Doing a comic book that's invoking Woody Allen's style across mediums isn't going to win my support. This comic is unreadable in small screen, and the font doesn't look particularly nice in full view. Aside from Jackie-Oh not looking much like a stripper, it's a well done opening to a murder mystery. The genre expectations of Noir detective stories were met in the initial pages. The screen layouts were well done, with good work from the artist in making each panel increase readers interest the story for a nice cumulative effect. Case #108 would have been fine if it wasn't for the two detectives readers met on screen 3. Bow is instantly annoying in looks and dialogue which made the poor font even more horrid to look at. Arrow dressing like he's in a time warp ,with the phone to prove it, made me wonder just what era this story is set in anyway? The character designs make the unfunny jokes their spewing even worse. You can have detailed art in a comedy, but the jokes have to be funny. Humor is subjective, like everything else, but every joke/gag in this comic missed me. It is joke, after joke, after joke, in this comic -it doesn't stop. Another big problem is you have a story starring a comedy duo, but no straight man to play off of. Arrow is too weird of a anachronism, and he has a touch of the Bugs Bunny about him. Bow's character design makes him stand out like a sore thumb in this comic, and I couldn't stand his various 'comic relief' lines. The coloring is very realistically proficient, but that's a problem with a comedy.

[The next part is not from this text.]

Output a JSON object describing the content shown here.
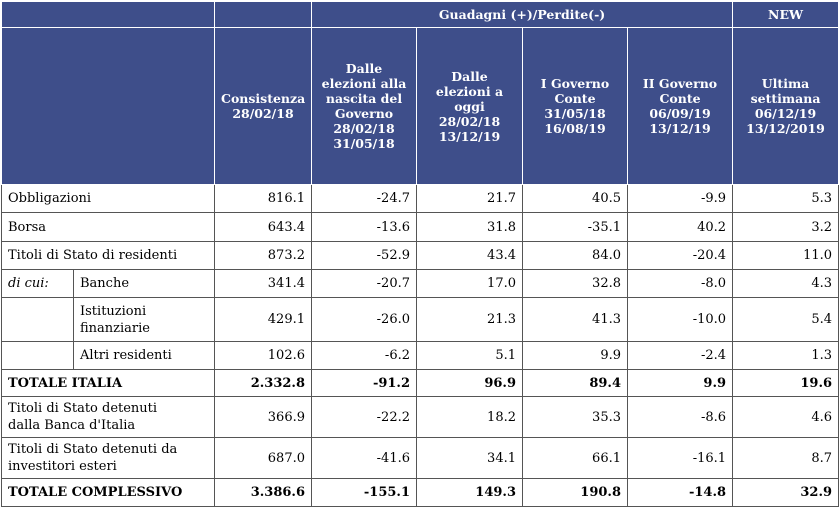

The coloring (and screen layout) on screen 6 was very well done, the dead girl looked positively gruesome. It looked too much like a Noir true to its genre to be part of a comedy hybrid played for laughs with the 'death of 1o,000 paper cuts'. The duo's outfits and figures of speech really left me wondering just where in the hell where we? Everything but the two main characters says after the '60s. Arrow looks like a reporter stereotype from the '30s, and Bow makes Jesus Christ Superstar references. The reveal of the clues were handled well on screen 7, but then that gets wrecked by a sight gag on screen 8. The comic ends with Macarena lyrics being a key clue. I guess were somewhere in at least the '90s... It doesn't add up to being Absurdest humor, it's creator induced confusion. It's hard to laugh when you don't know what in the hell your reading.

Waiting for the big reveal that might not ever come

if it's same to assume readers might have a few big questions about your comic, it behooves you to if not answer them, then address them. The creators have mentioned how Arrow got together with Bow will be revealed in the future. It could be their is some big story arc/flashback that's going to lead into the reveal of that mystery. Problem is Jackie-Oh never thought to question why Arrow is with the comic side kick Bow. The reasons didn't have to be spelled out in the 8 screen admission, just a acknowledgment by the creators readers would have these questions about the story. Just going with the flow isn't too grabbing to readers, the origin of their partnership could have bridges the gaps between art and dialogue. Bow and Arrow also tried too hard to be funny, instead of dialogue that aided the story readers got the set-up to the next joke. Even the classic 'who's on first' routine gets old after a while, and their are some really old saw slapstick in this comic. Once you reach a certain level of realism in art madcap zaniness isn't possible. In a comic the art and story have to blend together for a great read, and that didn't happen here. Based on its current rank people do seem to enjoy the type of humor here, but I never could connect enough to care what happens next.